Viktor Yanukovych (PR) 48.81%
Yulia Tymoshenko (BYuT) 45.61%
Against all 4.37%
Yanukovych’s victory is not much of a surprise following the results of the first round, but neither is the narrow margin which reflects well the nature of Ukrainian politics. Ukraine is one of the most politically polarized countries in the world, and the map of the runoff reflects that fact very well – more so than the map of the first round. The best example of this polarization is that there are no so-called ‘swing oblasts’ which have a good chance of voting for either side. Only one oblast switched from the first round, it was Zakarpat’ska, which narrowly voted for Yanukovych in the first round. But even in Zakarpat’ska, it’s more the result of a consolidation of the Orange vote behind Tymoshenko, so the switch in allegiances there was predictable.
Tymoshenko managed to win Yuschenko and Yatsenyuk’s first round vote, while Tigipko voters split roughly equally (44-43) between both candidates. Obviously, most Symonenko voters backed Yanukovych in the runoff. The momentum and power was on Yanukovych’s side throughout the campaign for the runoff.

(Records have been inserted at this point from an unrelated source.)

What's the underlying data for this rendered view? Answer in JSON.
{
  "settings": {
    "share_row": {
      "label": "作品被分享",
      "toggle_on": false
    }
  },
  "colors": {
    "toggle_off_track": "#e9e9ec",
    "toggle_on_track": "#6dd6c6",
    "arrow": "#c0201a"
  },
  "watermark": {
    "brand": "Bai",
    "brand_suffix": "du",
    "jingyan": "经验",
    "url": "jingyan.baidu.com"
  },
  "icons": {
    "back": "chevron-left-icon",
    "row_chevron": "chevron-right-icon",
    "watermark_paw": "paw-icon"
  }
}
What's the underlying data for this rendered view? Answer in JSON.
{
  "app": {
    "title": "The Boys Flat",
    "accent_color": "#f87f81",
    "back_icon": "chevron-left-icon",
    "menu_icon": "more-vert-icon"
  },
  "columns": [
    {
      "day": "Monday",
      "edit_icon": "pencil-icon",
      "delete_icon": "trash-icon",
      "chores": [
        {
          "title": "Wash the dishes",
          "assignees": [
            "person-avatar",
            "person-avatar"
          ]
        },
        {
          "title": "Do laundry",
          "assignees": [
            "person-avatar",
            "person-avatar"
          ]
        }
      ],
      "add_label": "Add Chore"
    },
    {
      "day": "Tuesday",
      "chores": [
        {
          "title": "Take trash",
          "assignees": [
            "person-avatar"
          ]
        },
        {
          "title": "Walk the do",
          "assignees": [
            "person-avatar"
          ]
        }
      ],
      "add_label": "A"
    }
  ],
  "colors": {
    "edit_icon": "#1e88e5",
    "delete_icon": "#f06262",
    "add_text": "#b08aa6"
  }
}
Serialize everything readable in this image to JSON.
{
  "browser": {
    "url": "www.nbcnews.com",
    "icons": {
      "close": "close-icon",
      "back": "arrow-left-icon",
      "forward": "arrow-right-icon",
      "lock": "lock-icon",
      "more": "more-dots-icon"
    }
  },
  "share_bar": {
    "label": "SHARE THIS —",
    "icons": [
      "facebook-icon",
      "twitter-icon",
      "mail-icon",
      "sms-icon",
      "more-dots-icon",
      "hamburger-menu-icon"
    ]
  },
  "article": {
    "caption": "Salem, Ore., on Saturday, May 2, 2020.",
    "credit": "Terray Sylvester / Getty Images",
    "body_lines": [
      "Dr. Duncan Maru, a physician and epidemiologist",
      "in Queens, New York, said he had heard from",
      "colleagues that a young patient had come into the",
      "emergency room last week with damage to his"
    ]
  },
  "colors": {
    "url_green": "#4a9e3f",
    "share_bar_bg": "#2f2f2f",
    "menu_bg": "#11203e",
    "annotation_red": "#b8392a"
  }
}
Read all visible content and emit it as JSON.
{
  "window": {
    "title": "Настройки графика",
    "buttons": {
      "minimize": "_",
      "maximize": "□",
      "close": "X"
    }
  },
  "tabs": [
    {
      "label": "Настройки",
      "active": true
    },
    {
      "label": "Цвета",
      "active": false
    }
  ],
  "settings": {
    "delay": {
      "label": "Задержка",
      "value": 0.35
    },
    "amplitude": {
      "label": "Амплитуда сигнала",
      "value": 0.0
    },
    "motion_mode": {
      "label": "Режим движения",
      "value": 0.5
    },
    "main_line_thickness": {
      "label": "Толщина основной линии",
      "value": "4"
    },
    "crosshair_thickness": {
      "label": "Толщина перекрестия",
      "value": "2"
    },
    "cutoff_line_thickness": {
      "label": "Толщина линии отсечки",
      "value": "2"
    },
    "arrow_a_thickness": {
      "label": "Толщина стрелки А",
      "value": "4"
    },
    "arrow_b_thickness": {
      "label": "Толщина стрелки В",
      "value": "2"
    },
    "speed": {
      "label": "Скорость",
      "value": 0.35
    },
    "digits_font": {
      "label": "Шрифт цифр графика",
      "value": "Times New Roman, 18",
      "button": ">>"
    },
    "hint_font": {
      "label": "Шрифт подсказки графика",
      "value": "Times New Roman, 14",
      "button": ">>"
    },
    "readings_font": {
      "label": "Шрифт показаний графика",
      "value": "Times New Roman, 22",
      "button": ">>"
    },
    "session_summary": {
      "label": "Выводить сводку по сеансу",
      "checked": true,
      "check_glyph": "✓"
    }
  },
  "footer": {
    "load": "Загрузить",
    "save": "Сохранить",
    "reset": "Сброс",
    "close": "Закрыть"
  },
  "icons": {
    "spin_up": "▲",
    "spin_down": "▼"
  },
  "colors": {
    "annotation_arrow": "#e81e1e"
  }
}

I would be cautious before qualifying Yanukovych’s victory as a large victory for Moscow and a rebuke of more pro-Western policies by Ukrainians. The contentious issue hasn’t subsided, and polarization is still heavy. At the same time, Yanukovych didn’t win because of his personal popularity or even his regionalist policies, but much more because he represents a vote for stability. The vote was a clear rebuke of the instability, feuding and failed policies of the pro-Western government. Yanukovych’s election will signal only a minor change in relations with Russia, probably a friendlier and less confrontational approach in dealings surrounding natural gas with Moscow. Tymoshenko had already toned down the pro-Western rhetoric a bit, and Yuschenko’s government did not usher in major changes in regional ge0-politics except a confrontational attitude vis-a-vis Moscow, an attitude which was clearly rebuked by voters.
Yanukovych said it before the election, and it’s quite obvious to any observers, he won’t keep Tymoshenko’s pro-Orange government in place. He has two options before him: appoint a government which supports him using the current Parliament or call snap elections, probably in March. The most realistic outcome is probably a snap election, because Yanukovych would need to garner a majority within the current Parliament to form a government, and this requires one of the current government parties – probably the Lytvyn Bloc – from switching allegiances.